The Internet’s Butterfly Effect
A cool phenomenon I’ve been thinking about recently

The internet is pretty cool.
You can make something, post it, and then have it be seen by some guy in 2 years and change the course of his life.
I’ll try to explain that a little better.
Something interesting about life is that little moments — often brought about by random chance — can have big effects.
Yesterday, when trying to close a browser tab, I accidentally searched for a few random letters instead. I was about to close the tab but one of the results caught my eye. It was a website for some AI chatbot that wasn’t built on top of GPT.
I hadn’t heard of it before and decided to try it out. I asked it for some movie recommendations and ended up watching one of the movies it suggested. I’d never heard of that movie before and might never have watched it if it hadn’t been for that mistake of accidentally searching some random letters instead of closing a browser tab.
Calling this experience “life-changing” would be a bit of a stretch. All that happened was I watched a good movie I wouldn’t have otherwise. But maybe not, maybe it really is life-changing. That’s another aspect of this phenomenon, you can’t know ahead of time all the things that one catalyzing event will lead to.¹
If that hadn’t happened, I wouldn’t be writing this post. Maybe this post will be seen by someone a week after it’s posted and that person will somehow change my life. Maybe this post will lie dormant for several years until some random guy stumbles upon it and it changes his life. Maybe it just won’t have much of an effect on anyone at all.

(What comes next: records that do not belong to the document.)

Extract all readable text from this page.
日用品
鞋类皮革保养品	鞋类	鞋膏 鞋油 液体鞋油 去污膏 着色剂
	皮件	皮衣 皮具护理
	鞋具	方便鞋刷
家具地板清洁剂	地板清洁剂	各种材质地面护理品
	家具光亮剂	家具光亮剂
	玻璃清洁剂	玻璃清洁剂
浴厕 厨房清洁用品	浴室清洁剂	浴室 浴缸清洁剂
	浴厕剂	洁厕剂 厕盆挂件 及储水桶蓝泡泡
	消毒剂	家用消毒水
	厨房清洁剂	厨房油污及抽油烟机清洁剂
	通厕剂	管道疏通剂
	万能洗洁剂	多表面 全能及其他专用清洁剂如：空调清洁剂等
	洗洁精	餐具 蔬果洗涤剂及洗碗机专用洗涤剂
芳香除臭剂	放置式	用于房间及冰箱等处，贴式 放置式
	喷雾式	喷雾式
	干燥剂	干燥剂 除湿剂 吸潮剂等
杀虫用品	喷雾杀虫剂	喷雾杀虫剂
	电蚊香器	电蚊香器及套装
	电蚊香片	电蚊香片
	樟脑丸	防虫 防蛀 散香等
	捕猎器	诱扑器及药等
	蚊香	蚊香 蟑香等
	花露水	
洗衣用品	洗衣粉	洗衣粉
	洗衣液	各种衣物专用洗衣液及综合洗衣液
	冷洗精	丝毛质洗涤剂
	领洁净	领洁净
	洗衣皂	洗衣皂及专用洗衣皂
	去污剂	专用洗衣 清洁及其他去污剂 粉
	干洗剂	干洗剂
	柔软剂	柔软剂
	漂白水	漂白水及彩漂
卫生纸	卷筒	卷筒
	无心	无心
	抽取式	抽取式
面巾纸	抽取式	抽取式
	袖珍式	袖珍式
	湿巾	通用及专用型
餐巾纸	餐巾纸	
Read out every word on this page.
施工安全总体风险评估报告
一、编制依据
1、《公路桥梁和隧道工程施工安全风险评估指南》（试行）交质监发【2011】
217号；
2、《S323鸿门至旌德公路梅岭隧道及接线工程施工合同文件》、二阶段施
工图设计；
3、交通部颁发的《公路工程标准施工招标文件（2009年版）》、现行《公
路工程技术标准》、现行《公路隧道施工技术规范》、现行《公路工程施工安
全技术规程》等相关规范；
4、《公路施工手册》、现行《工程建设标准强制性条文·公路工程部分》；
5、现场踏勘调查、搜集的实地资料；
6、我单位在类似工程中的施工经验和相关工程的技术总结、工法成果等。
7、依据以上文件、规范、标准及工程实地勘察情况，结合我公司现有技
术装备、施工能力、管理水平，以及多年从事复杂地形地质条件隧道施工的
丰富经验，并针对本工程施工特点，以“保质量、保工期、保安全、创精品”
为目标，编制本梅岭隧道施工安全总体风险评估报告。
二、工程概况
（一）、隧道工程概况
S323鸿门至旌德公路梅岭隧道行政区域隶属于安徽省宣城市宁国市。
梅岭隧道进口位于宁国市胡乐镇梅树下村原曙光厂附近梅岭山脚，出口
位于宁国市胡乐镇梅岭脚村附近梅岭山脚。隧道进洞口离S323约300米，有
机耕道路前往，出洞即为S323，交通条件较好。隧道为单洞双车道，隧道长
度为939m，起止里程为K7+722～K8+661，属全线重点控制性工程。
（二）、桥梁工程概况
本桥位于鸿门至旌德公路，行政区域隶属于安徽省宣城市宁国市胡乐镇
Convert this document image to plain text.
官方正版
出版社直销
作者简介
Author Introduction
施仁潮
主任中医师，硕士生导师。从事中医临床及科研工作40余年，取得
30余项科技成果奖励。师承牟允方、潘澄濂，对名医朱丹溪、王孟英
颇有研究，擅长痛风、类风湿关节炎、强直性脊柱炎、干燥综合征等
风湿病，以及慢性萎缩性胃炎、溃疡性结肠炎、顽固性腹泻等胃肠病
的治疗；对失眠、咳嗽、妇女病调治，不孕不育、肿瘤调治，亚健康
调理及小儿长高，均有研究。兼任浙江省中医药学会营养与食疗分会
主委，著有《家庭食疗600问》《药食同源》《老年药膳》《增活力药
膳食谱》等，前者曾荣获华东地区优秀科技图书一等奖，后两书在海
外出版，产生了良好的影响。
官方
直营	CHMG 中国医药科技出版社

This phenomenon is a kind of butterfly effect, where one small action ends up having huge effects later on.
The internet enables stuff like this on a mass scale. Oftentimes, when searching for an answer to a problem, I’ll find that someone asked about the same problem six years ago on an internet forum and some other guy responded with an answer that helps me out all these years later. That’s a mild example, but the implications of this phenomenon are huge.
Without knowing it, you posting something on the internet can end up having a big domino effect.